I'm reading section 4 in the article Cohomologie équivariante et Théorème de Stokes, it says the following:
The circle $S^1$ is parametrized by the angle $\theta$. The action of $S^1$ on $S^1$ is induced by the vector field $\frac{\partial}{\partial \theta}$. Then $J= -\frac{\partial}{\partial \theta}$. A function $f$ such that $\mathcal{L}(J)f=0$ is constant. A 1-form $gd\phi$ is annihilated by $\mathcal{L}(J)$ if $g$ is constant. So we have the set $\lbrace \alpha , \mathcal{L}(J)\alpha=0\rbrace$ is equal to $\mathbb{C}{1}_{S^1} \oplus \mathbb{C} d \phi$.
I have two questions, the first one is why one the author want to choose a one form on $M$, he choose it to be of the form $gd\phi$, is every one form is of this form?

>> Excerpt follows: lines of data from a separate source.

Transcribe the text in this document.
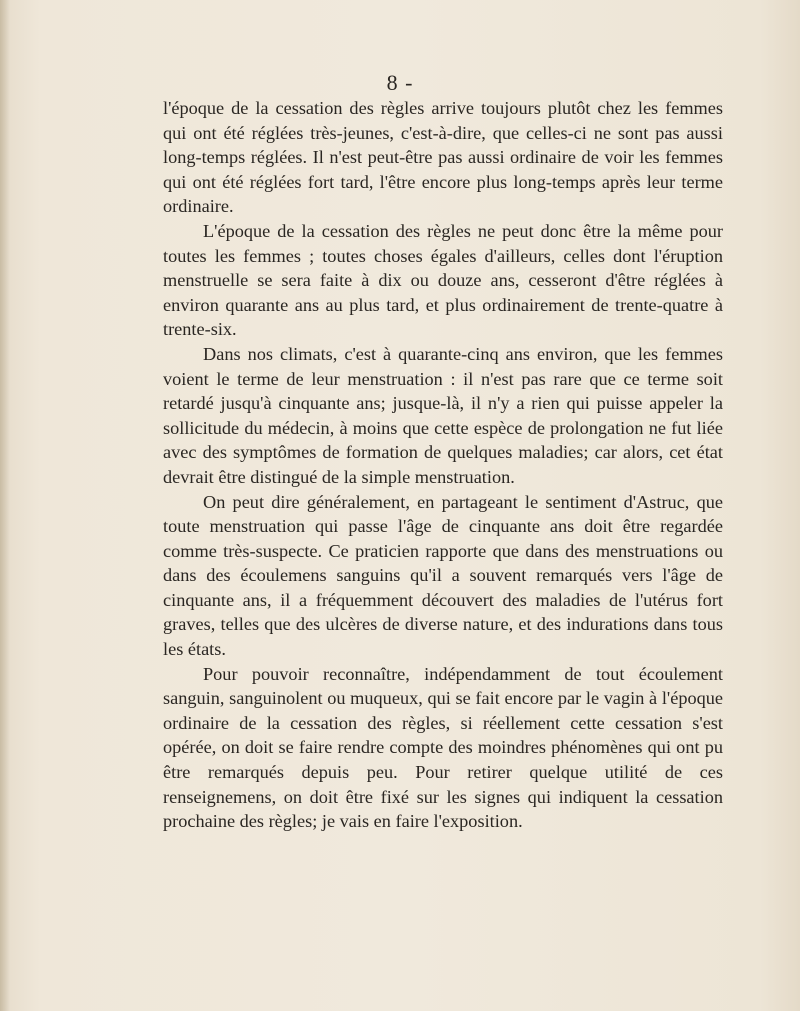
8 -

l'époque de la cessation des règles arrive toujours plutôt chez les femmes qui ont été réglées très-jeunes, c'est-à-dire, que celles-ci ne sont pas aussi long-temps réglées. Il n'est peut-être pas aussi ordinaire de voir les femmes qui ont été réglées fort tard, l'être encore plus long-temps après leur terme ordinaire.

L'époque de la cessation des règles ne peut donc être la même pour toutes les femmes ; toutes choses égales d'ailleurs, celles dont l'éruption menstruelle se sera faite à dix ou douze ans, cesseront d'être réglées à environ quarante ans au plus tard, et plus ordinairement de trente-quatre à trente-six.

Dans nos climats, c'est à quarante-cinq ans environ, que les femmes voient le terme de leur menstruation : il n'est pas rare que ce terme soit retardé jusqu'à cinquante ans; jusque-là, il n'y a rien qui puisse appeler la sollicitude du médecin, à moins que cette espèce de prolongation ne fut liée avec des symptômes de formation de quelques maladies; car alors, cet état devrait être distingué de la simple menstruation.

On peut dire généralement, en partageant le sentiment d'Astruc, que toute menstruation qui passe l'âge de cinquante ans doit être regardée comme très-suspecte. Ce praticien rapporte que dans des menstruations ou dans des écoulemens sanguins qu'il a souvent remarqués vers l'âge de cinquante ans, il a fréquemment découvert des maladies de l'utérus fort graves, telles que des ulcères de diverse nature, et des indurations dans tous les états.

Pour pouvoir reconnaître, indépendamment de tout écoulement sanguin, sanguinolent ou muqueux, qui se fait encore par le vagin à l'époque ordinaire de la cessation des règles, si réellement cette cessation s'est opérée, on doit se faire rendre compte des moindres phénomènes qui ont pu être remarqués depuis peu. Pour retirer quelque utilité de ces renseignemens, on doit être fixé sur les signes qui indiquent la cessation prochaine des règles; je vais en faire l'exposition.
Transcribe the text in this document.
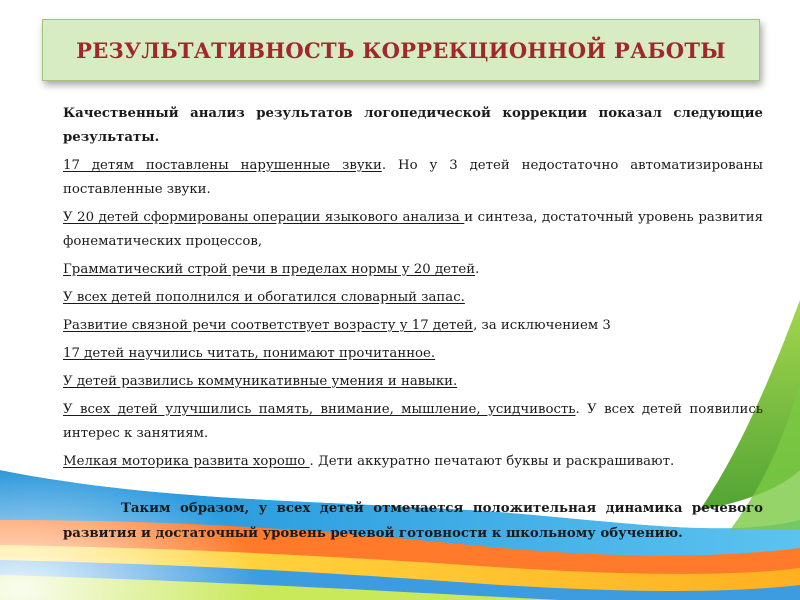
РЕЗУЛЬТАТИВНОСТЬ КОРРЕКЦИОННОЙ РАБОТЫ

Качественный анализ результатов логопедической коррекции показал следующие результаты.

17 детям поставлены нарушенные звуки. Но у 3 детей недостаточно автоматизированы поставленные звуки.

У 20 детей сформированы операции языкового анализа и синтеза, достаточный уровень развития фонематических процессов,

Грамматический строй речи в пределах нормы у 20 детей.

У всех детей пополнился и обогатился словарный запас.

Развитие связной речи соответствует возрасту у 17 детей, за исключением 3

17 детей научились читать, понимают прочитанное.

У детей развились коммуникативные умения и навыки.

У всех детей улучшились память, внимание, мышление, усидчивость. У всех детей появились интерес к занятиям.

Мелкая моторика развита хорошо . Дети аккуратно печатают буквы и раскрашивают.

Таким образом, у всех детей отмечается положительная динамика речевого развития и достаточный уровень речевой готовности к школьному обучению.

My second question is why does the equation $\mathcal{L}(J)(gd\phi)=0$ implies that $g$ is constant. My attempt in this question was first to use the fact that the Lie derivative is a derivation, so $\mathcal{L}(J)(gd\phi)=0$ implies $(\mathcal{L}(J)g)d\phi + g(\mathcal{L}(J)d\phi)=0$, and then to use the Cartan formula, I get that the last equation implies $(\mathcal{L}(J)g)d\phi + g(d \iota(J)d\phi)=0$. From this equation I don't see how to deduce that $g$ is constant?